Elegant complementary design in frequency mixing: RGB-space and latent-space upsampling have complementary strengths and weaknesses; separating them in the frequency domain yields a superior combination of both.
Genuine model-agnosticism: ScaleDiff is effective on both U-Net and DiT backbones, whereas most prior methods support only one architecture or perform poorly on the other.
The design of non-overlapping queries paired with overlapping key/value regions in NPA resolves boundary artifacts while preserving computational efficiency.

Limitations & Future Work¶

As a training-free method, generation quality is fundamentally bounded by the capabilities of the underlying diffusion model.
Patch-based approaches inherently rely on the model's prior knowledge of cropped image regions, which may cause local content inconsistencies when generating close-up images.
Repetitive artifacts in background regions remain a persistent challenge common to patch-based methods.
The paper does not explore more complex high-resolution generation settings such as video synthesis or 3D scene generation.
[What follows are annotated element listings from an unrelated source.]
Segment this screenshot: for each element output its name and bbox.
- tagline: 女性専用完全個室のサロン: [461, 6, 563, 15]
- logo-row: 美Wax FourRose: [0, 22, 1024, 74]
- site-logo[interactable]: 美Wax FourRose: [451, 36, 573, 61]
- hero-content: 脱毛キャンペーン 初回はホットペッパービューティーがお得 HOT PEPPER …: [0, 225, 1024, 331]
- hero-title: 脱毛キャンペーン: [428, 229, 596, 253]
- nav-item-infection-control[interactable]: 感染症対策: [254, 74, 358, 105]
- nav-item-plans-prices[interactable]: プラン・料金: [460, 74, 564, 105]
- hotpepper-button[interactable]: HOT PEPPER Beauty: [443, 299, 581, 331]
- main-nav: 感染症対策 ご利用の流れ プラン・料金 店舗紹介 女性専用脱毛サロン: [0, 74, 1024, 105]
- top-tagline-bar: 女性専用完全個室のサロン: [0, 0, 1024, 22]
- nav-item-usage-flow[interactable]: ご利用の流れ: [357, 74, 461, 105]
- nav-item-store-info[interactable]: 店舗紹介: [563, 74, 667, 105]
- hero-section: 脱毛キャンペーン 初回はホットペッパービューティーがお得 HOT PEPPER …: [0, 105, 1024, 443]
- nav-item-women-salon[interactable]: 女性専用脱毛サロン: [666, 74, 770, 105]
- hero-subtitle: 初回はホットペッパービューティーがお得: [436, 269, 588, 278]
MultiDiffusion pioneered the patch-based paradigm but suffers from severe computational redundancy; NPA in ScaleDiff constitutes a natural improvement over this approach.
DiffuseHigh identified the over-smoothing problem caused by RGB-space upsampling; LFM provides an elegant solution to this issue.
ScaleCrafter's dilated convolution approach is efficient but architecture-specific, highlighting the importance of model-agnostic design.
Core insight: precisely identifying which operations within a patch-based method require localization and which do not can substantially reduce computational redundancy.

Rating¶

Novelty: ⭐⭐⭐⭐
Experimental Thoroughness: ⭐⭐⭐⭐⭐
Writing Quality: ⭐⭐⭐⭐⭐
Value: ⭐⭐⭐⭐